第35章 成長
ケイト「フィン…」
フィン「ん?」
ケイト「ありがとう…ごめんね…
私にとっては…あの15年が全てだったんだっ……
だから…どうしてもっ…消えて、くれなくって!」ぼろっ←涙が溢れ出る
フィン「わかってる…
僕の取った行動が酷なやり方だということも(なで)←頬に手を添えて撫でる
それでも……僕は、翼を奪われた君を…放ってはおけない。
いつものように笑って欲しい。
笑って、また…一緒に、他愛のない時間を楽しみたい。また、笑って過ごしたい。
……君との時間が短かろうと…僕にとっては、この42年以上に匹敵するほどに…幸せを掴んでいる。
それも、現在進行形でね」にやり
ケイト「!」
フィン「だから…迷惑や狂わされたなど思いもしない。
それに既に狂っている。小人族の為に尽くすとね。
それに苛烈さが増しただけだ。
君の為なら、進んで地獄に落ちようともと、そう思えてしまうほどにね…」
目を伏せながら彼は力無く笑った。
フィン「君は…僕にとって、既に切っても切り離せない存在だ。
僕の全てだと、断言してもいい(きっぱり)
君にとっての全てがそれで、それが君を狂わせているのなら…
僕がそれ以上になればいい」
ケイト「え!?」
フィン「不思議と、そう考えてしまったんだ(微笑)
何故だかわからないけれど…僕は、君が苦しむのを見ていられないらしい。
君が痛み苦しみ足掻く様を見て、あの外道のようには笑えない。
少なくとも、ロキ・ファミリアの中には一人として居ない。
君の素性は知っている。
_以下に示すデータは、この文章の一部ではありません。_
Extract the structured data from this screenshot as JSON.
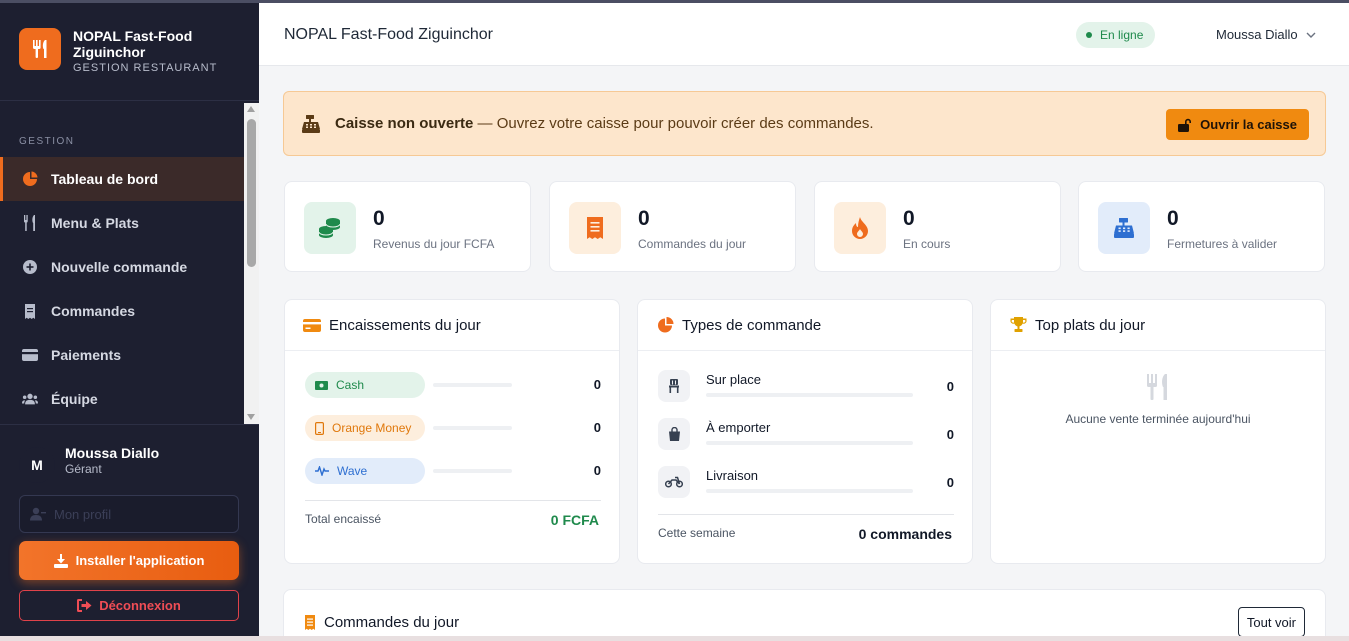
{
  "brand": {
    "name": "NOPAL Fast-Food Ziguinchor",
    "subtitle": "GESTION RESTAURANT"
  },
  "sidebar": {
    "section": "GESTION",
    "items": [
      {
        "label": "Tableau de bord",
        "icon": "pie-chart-icon",
        "active": true
      },
      {
        "label": "Menu & Plats",
        "icon": "utensils-icon"
      },
      {
        "label": "Nouvelle commande",
        "icon": "plus-circle-icon"
      },
      {
        "label": "Commandes",
        "icon": "receipt-icon"
      },
      {
        "label": "Paiements",
        "icon": "credit-card-icon"
      },
      {
        "label": "Équipe",
        "icon": "users-icon"
      }
    ]
  },
  "user": {
    "initial": "M",
    "name": "Moussa Diallo",
    "role": "Gérant"
  },
  "sidebar_actions": {
    "profile": "Mon profil",
    "install": "Installer l'application",
    "logout": "Déconnexion"
  },
  "header": {
    "title": "NOPAL Fast-Food Ziguinchor",
    "status": "En ligne",
    "user": "Moussa Diallo"
  },
  "alert": {
    "title": "Caisse non ouverte",
    "message": " — Ouvrez votre caisse pour pouvoir créer des commandes.",
    "button": "Ouvrir la caisse"
  },
  "stats": [
    {
      "value": "0",
      "label": "Revenus du jour FCFA",
      "icon": "coins-icon"
    },
    {
      "value": "0",
      "label": "Commandes du jour",
      "icon": "receipt-icon"
    },
    {
      "value": "0",
      "label": "En cours",
      "icon": "fire-icon"
    },
    {
      "value": "0",
      "label": "Fermetures à valider",
      "icon": "cash-register-icon"
    }
  ],
  "encaissements": {
    "title": "Encaissements du jour",
    "rows": [
      {
        "label": "Cash",
        "value": "0",
        "level": 0
      },
      {
        "label": "Orange Money",
        "value": "0",
        "level": 0
      },
      {
        "label": "Wave",
        "value": "0",
        "level": 0
      }
    ],
    "total_label": "Total encaissé",
    "total_value": "0 FCFA"
  },
  "types": {
    "title": "Types de commande",
    "rows": [
      {
        "label": "Sur place",
        "value": "0",
        "level": 0
      },
      {
        "label": "À emporter",
        "value": "0",
        "level": 0
      },
      {
        "label": "Livraison",
        "value": "0",
        "level": 0
      }
    ],
    "footer_label": "Cette semaine",
    "footer_value": "0 commandes"
  },
  "top_plats": {
    "title": "Top plats du jour",
    "empty": "Aucune vente terminée aujourd'hui"
  },
  "commandes": {
    "title": "Commandes du jour",
    "button": "Tout voir"
  },
  "colors": {
    "accent": "#ef6c1e",
    "sidebar": "#1d1f30",
    "success": "#1f8a4c"
  }
}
家庭環境のことを知っていれば、君の本質を理解できていれば誰もしなかっただろう。
根っからの悪人でない限りは。
だから…知った後もなお自分は正しいと思い込んでいる街の人間に振り回されるのが我慢ならない」
ケイト「……………でも…私は…
そうされるだけのことはしていない」俯
フィン「そもそも…こんな人柄の君を、逆にどうして嫌えると言うのか知りたいぐらいだ」
ケイト「…え?」
まるで信じられないものを見るかのように目を向ける中、フィンは肩をすくめながら微笑みかけ、教えてくれた。